Prices of Treasury coupon securities have posted mixed results in overseas trading . The 2 year note rebounded from the debacle which it experienced yesterday as its yield slipped 3 basis points to 2.34 percent.(Late yesterday after I published my closing piece I heard that the pressure in the front end was not so much a result of direct sales of the 2 year note itself but resulted from the unwind of certain derivative market transactions which engendered heavy selling of Eurodollar contracts. Those sales pressured the entire front end of the yield curve.

The yield on the benchmark 5 year note is unchanged at 3.07 percent. The yield on the 10 year note has increased by 2 basis points to 3.77 percent. The yield on the 30 year bond has risen 1 basis point to 4.50 percent. The 2 year/10 year spread has widened to 143 basis points from 138 basis points late yesterday. I will remain a one trick pony and cling tenaciously to the viewpoint that between now and the refunding bidding next week the yield will steepen inexorably and 2year/10year will trade 150 basis points.

The powerful rally in US equity markets yesterday carried over into overseas markets. Gains in Asia and Australia were sharp. Australian equities jumped 2 percent while stocks in China rocketed higher by 4.7 percent. Japanese stocks and Hong Kong stocks posted increases of about 2.0 percent.
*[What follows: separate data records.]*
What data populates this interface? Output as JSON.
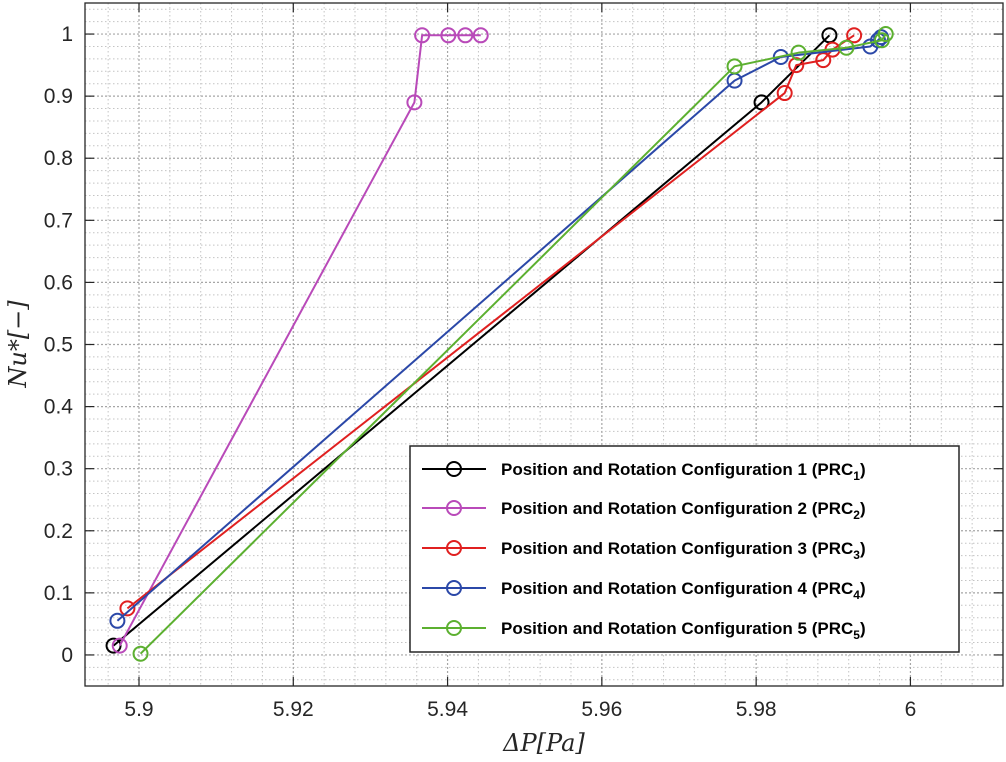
{
  "chart_data": {
    "type": "line",
    "xlabel": "ΔP[Pa]",
    "ylabel": "Nu*[−]",
    "xlim": [
      5.893,
      6.012
    ],
    "ylim": [
      -0.05,
      1.05
    ],
    "xticks": [
      5.9,
      5.92,
      5.94,
      5.96,
      5.98,
      6
    ],
    "xtick_labels": [
      "5.9",
      "5.92",
      "5.94",
      "5.96",
      "5.98",
      "6"
    ],
    "yticks": [
      0,
      0.1,
      0.2,
      0.3,
      0.4,
      0.5,
      0.6,
      0.7,
      0.8,
      0.9,
      1
    ],
    "ytick_labels": [
      "0",
      "0.1",
      "0.2",
      "0.3",
      "0.4",
      "0.5",
      "0.6",
      "0.7",
      "0.8",
      "0.9",
      "1"
    ],
    "grid": true,
    "grid_minor": true,
    "legend_position": "bottom-right",
    "series": [
      {
        "name": "Position and Rotation Configuration 1 (PRC",
        "subscript": "1",
        "suffix": ")",
        "color": "#000000",
        "x": [
          5.8967,
          5.9807,
          5.9895
        ],
        "y": [
          0.015,
          0.89,
          0.998
        ]
      },
      {
        "name": "Position and Rotation Configuration 2 (PRC",
        "subscript": "2",
        "suffix": ")",
        "color": "#b94ab9",
        "x": [
          5.8975,
          5.9357,
          5.9367,
          5.9401,
          5.9423,
          5.9443
        ],
        "y": [
          0.015,
          0.89,
          0.998,
          0.998,
          0.998,
          0.998
        ]
      },
      {
        "name": "Position and Rotation Configuration 3 (PRC",
        "subscript": "3",
        "suffix": ")",
        "color": "#e02020",
        "x": [
          5.8985,
          5.9837,
          5.9852,
          5.9887,
          5.9899,
          5.9927
        ],
        "y": [
          0.075,
          0.905,
          0.95,
          0.958,
          0.975,
          0.998
        ]
      },
      {
        "name": "Position and Rotation Configuration 4 (PRC",
        "subscript": "4",
        "suffix": ")",
        "color": "#2b48a8",
        "x": [
          5.8972,
          5.9772,
          5.9832,
          5.9948,
          5.9958,
          5.9962
        ],
        "y": [
          0.055,
          0.925,
          0.963,
          0.98,
          0.99,
          0.995
        ]
      },
      {
        "name": "Position and Rotation Configuration 5 (PRC",
        "subscript": "5",
        "suffix": ")",
        "color": "#5cb030",
        "x": [
          5.9002,
          5.9772,
          5.9855,
          5.9917,
          5.9963,
          5.9968
        ],
        "y": [
          0.002,
          0.948,
          0.97,
          0.978,
          0.99,
          1.0
        ]
      }
    ]
  }
}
In Europe most markets are higher but the gains are somewhat subdued with an average increase of 1.0 percent.

Today is the climax of an intense week of economic data and the monthly labor report should bring a swift denouement. The consensus anticipates a decline of 75K and an increase in the unemployment rate to 5.2 percent from 5.1 percent. I think that there is a risk that the decline in employment is more severe as surveys of consumer sentiment manifest angst about the job market and the manufacturing survey also show employment declining.

How will the market react following the release of the report? I think a consensus like number lacking sharp revisions to prior period data will give traders free run to pursue the steepening trade about which I have obsessed. Dealers will feel free to set up for the supply in an orderly way. If the numbers are weaker tha anticipated my first inclination would be to fade any rally after allowing the market to trade a bit. I think the gist of the FOMC announcement the other day is that they are in a reflective mood and wish to see what their recent work has wrought. At some point they might revisit the ease mode but I believe that it will takes a series of weak data to force that posture.

There were a couple of interesting news stories overnight. Bloomberg is posting an item which suggests that Bank of America might not guarantee the debt of Coutrywide when it swallows that troubled lender. The story indicated that B of A might cherry pick the firms best assets and then shovel the liabilities into a new corporation which if I read the story correctly will quickly file for bankruptcy. That would be the first time in this crisis that bondholders would be thrown under the bus.

The Federal Reserve and the Treasury established the template for crisis resolution when they forcefully and purposefully threw the shareholders of Bear Stearns under the bus. In other less severe cases existing shareholders have suffered severe dilution as firms have issues large amounts of new equity at the expense of existing shareholders. If Countrywide bondholders suffer a similar fate it will be a new twist in this story with many subplots.